Before we reach the merits of the underlying dispute, we must confront a threshold question: does our decision in Sundquist I bind our hands in this matter. Sundquist argues that under the law of the case doctrine, Sundquist I both begins and ends our analysis. Under [the law of the case doctrine], a court is justified in refusing to reconsider matters it resolved in a prior ruling in the same case for reasons of efficiency and consistency. . . . The exceptional circumstances under which courts have reopened issues previously decided are narrowly defined: (1) when there has been an intervening change of controlling authority; (2) when new evidence has become available; or (3) when the court is convinced that its prior decision was clearly erroneous and would work a manifest injustice. Thurston v. Box Elder Cty., 892 P.2d 1034, 1038–39 (Utah 1995).
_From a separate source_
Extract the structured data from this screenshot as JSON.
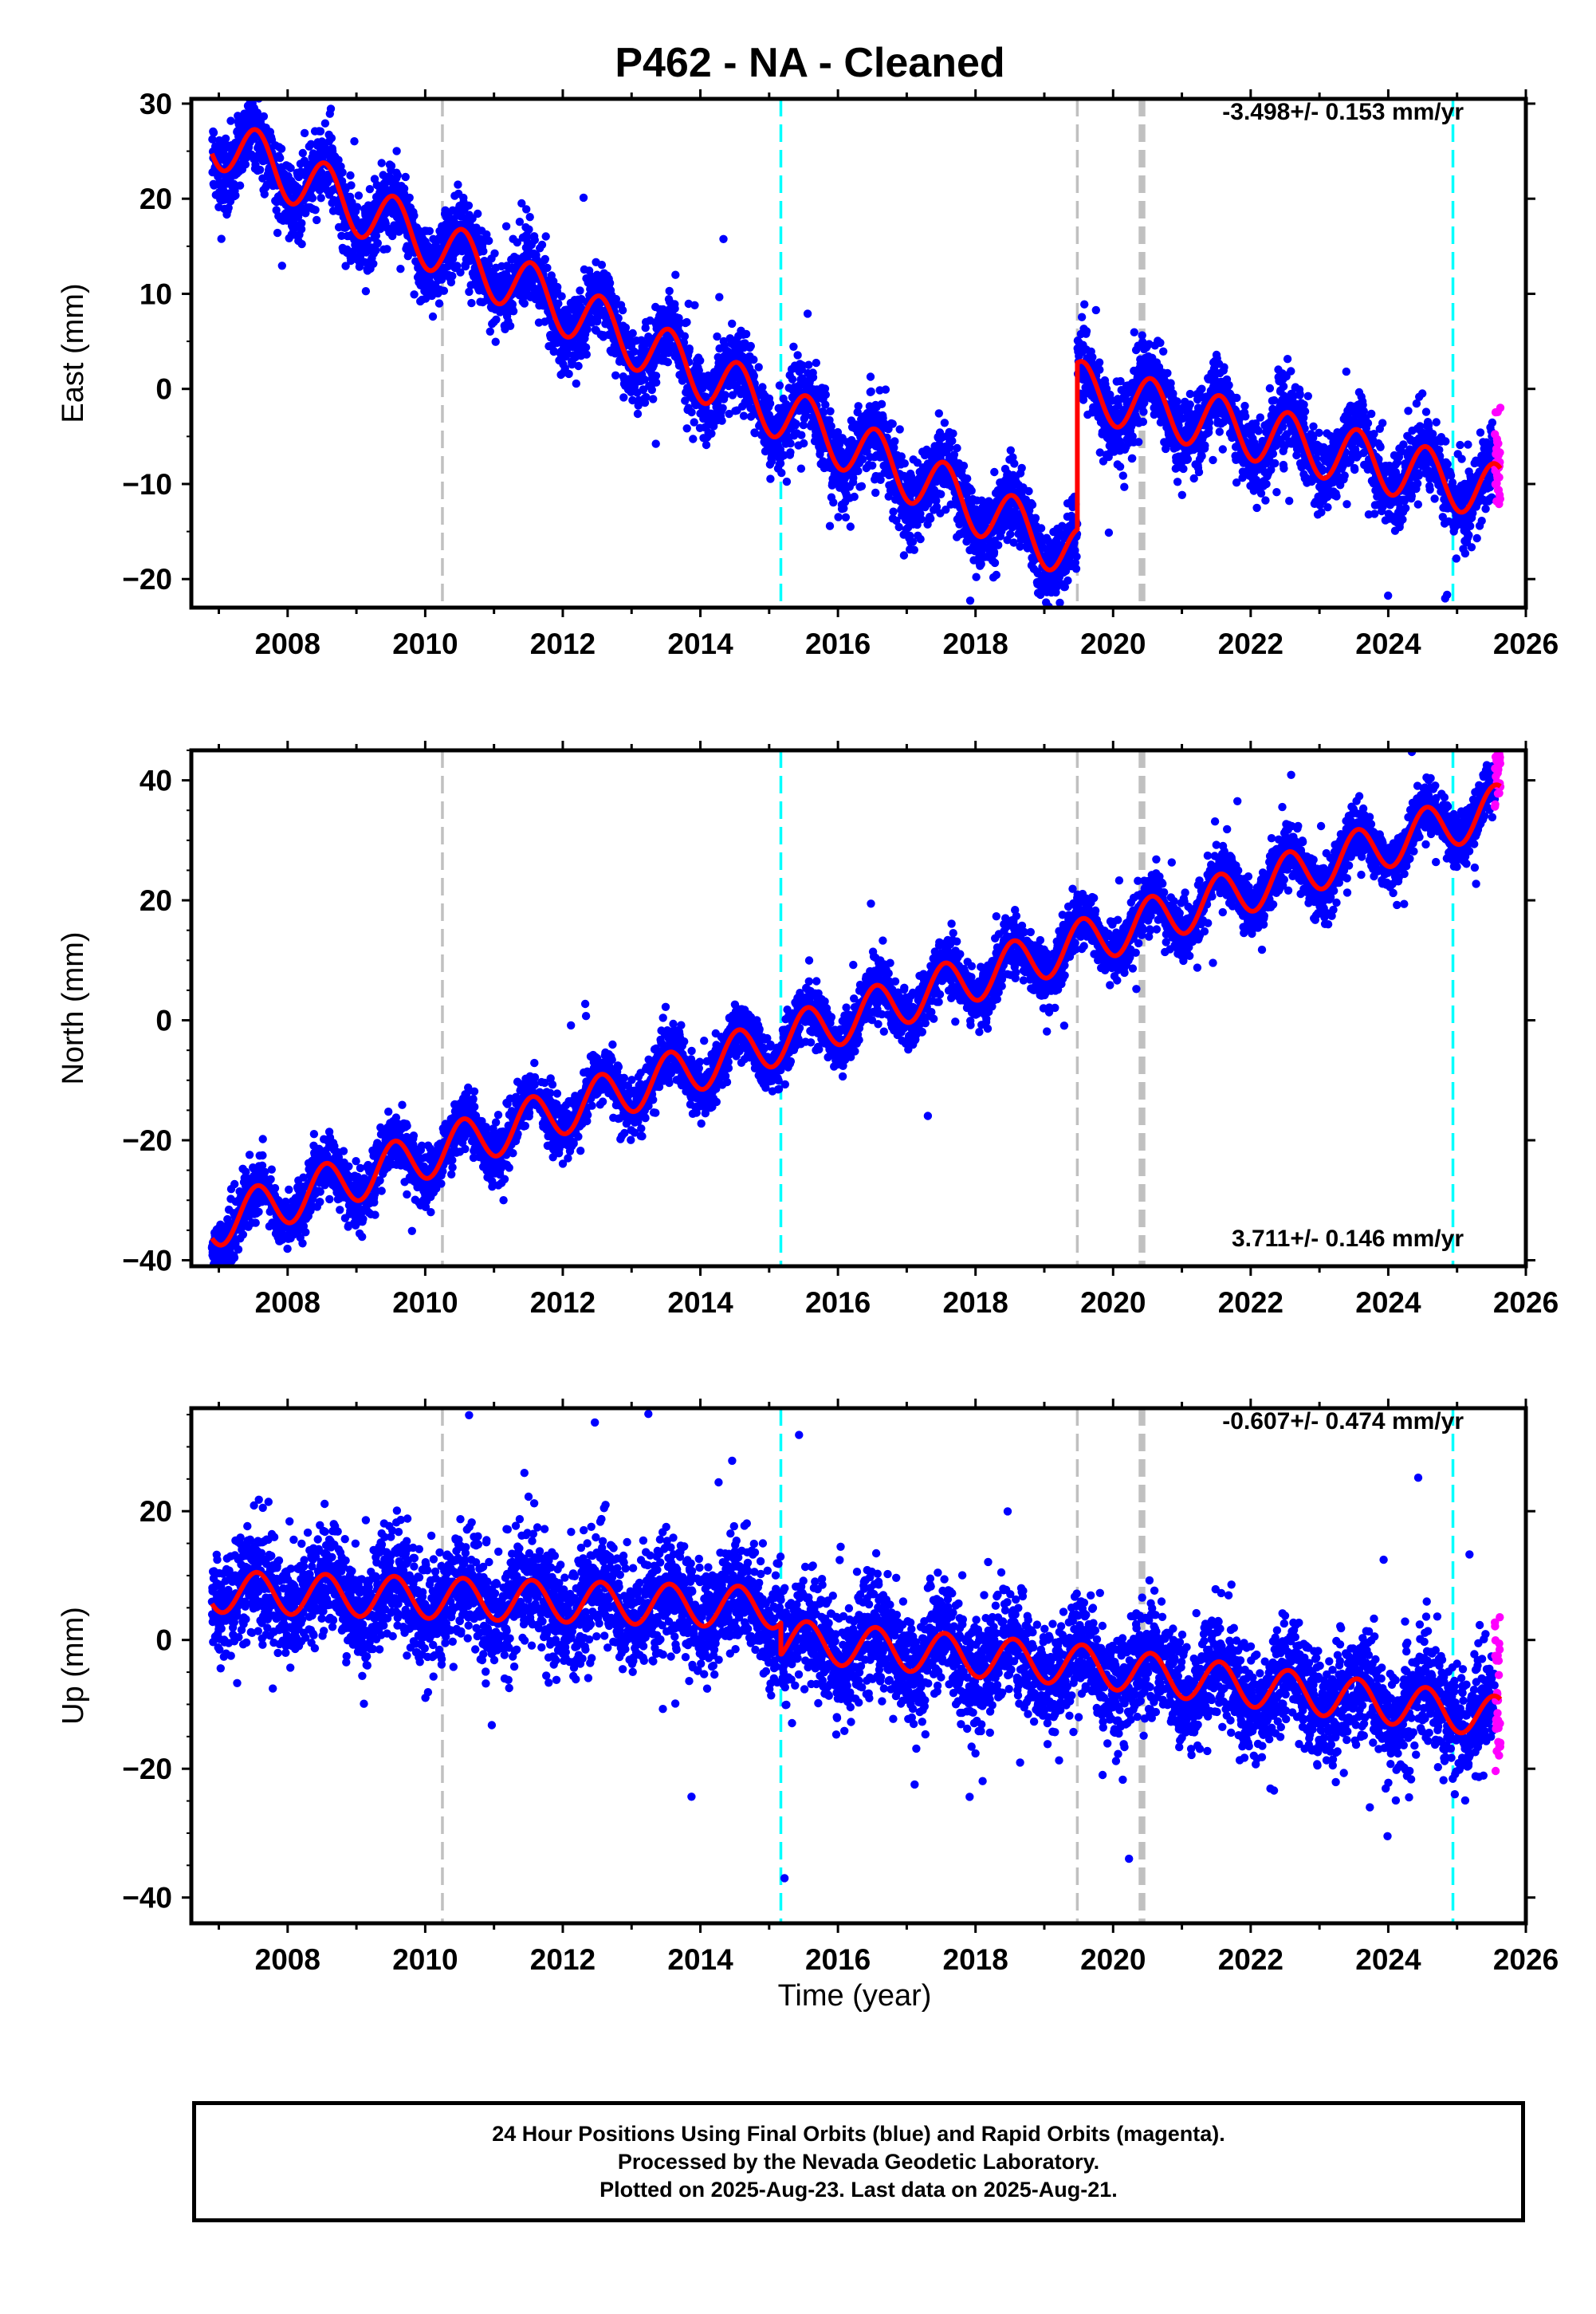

¶Bank of America acknowledges the doctrine’s pull, but urges us to reopen Sundquist I under the third consideration: “when the court is convinced that its prior decision was clearly erroneous and would work a manifest injustice.” Id. at 1039. We are not immune from the effects of our decisions. And we are generally bound by our prior decisions in the same case. Gildea v. Guardian Title Co. of Utah, 2001 UT 75, ¶ 9, 31 P.3d 543 (“Under the law of the case doctrine, issues resolved by this court on appeal bind the trial court on remand, and generally bind this court should the case return on appeal after remand.”).

However, the law of the case doctrine is not a limit on power but, ‘as applied to the effect of previous orders on the later action of the court rendering them in the same case, merely expresses the practice of courts generally to refuse to reopen what has been decided.’ Thurston, 892 P.2d at 1038–39 (quoting Messenger v. Anderson, 225 U.S. 436, 444 (1912)). And “this court need not apply the [law of the
case] doctrine to promote efficiency at the expense of the greater interest in preventing unjust results or unwise precedent.” Gildea, 2001 UT 75, ¶ 9 (citation omitted).

This case has afforded us an opportunity to review our prior reasoning, and we are confident that Sundquist I was “clearly erroneous.” Thurston, 892 P.2d at 1039.3 We had significantly less focused briefing on this issue the last time this case was before us. The last time around, Sundquist’s opening brief did not even cite the federal statute at the heart of this appeal, though it did assert that ReconTrust lacked authority to conduct the sale. FNMA’s brief, on the other hand, reluctantly discussed the issue of ReconTrust’s authority while repeatedly asserting that “the issue is not ripe for appeal” because “[t]he trial court has not made a final determination regarding whether Sundquist’s challenge to ReconTrust’s authority affects the validity of the trustee’s deed.”
We now have the benefit of briefing focused on this issue. And that superior briefing causes us to see the need to reconsider our prior decision to correct an erroneous conclusion. Under those circumstances, law of the case presents no barrier.

The Summary of the Opinion – The Comptroller (at the helm is Joseph Otting, AKA former Foreclosure Magnet and sidekick to Steve “Foreclosure King” Mnuchin) Gets the Final Say – Feds Win Over the State Laws which are truly ‘Trump’d’ (Resulting in a Foreclosure for the Bank and another Homeowner Loss).

What Congress meant by the term “located” in the National Bank Act cannot be determined from the statute’s plain language. Because this is a federal statute accompanied by an agency’s interpretation of the ambiguous language, Chevron requires us to defer to the “not unreasonable” interpretation the agency has provided.

Because the Comptroller’s interpretation of where a bank is “located” is reasonable, we reverse and remand. On remand, the district court should apply section 92(a), as interpreted by the Comptroller, to determine where ReconTrust is located and apply the law of that jurisdiction.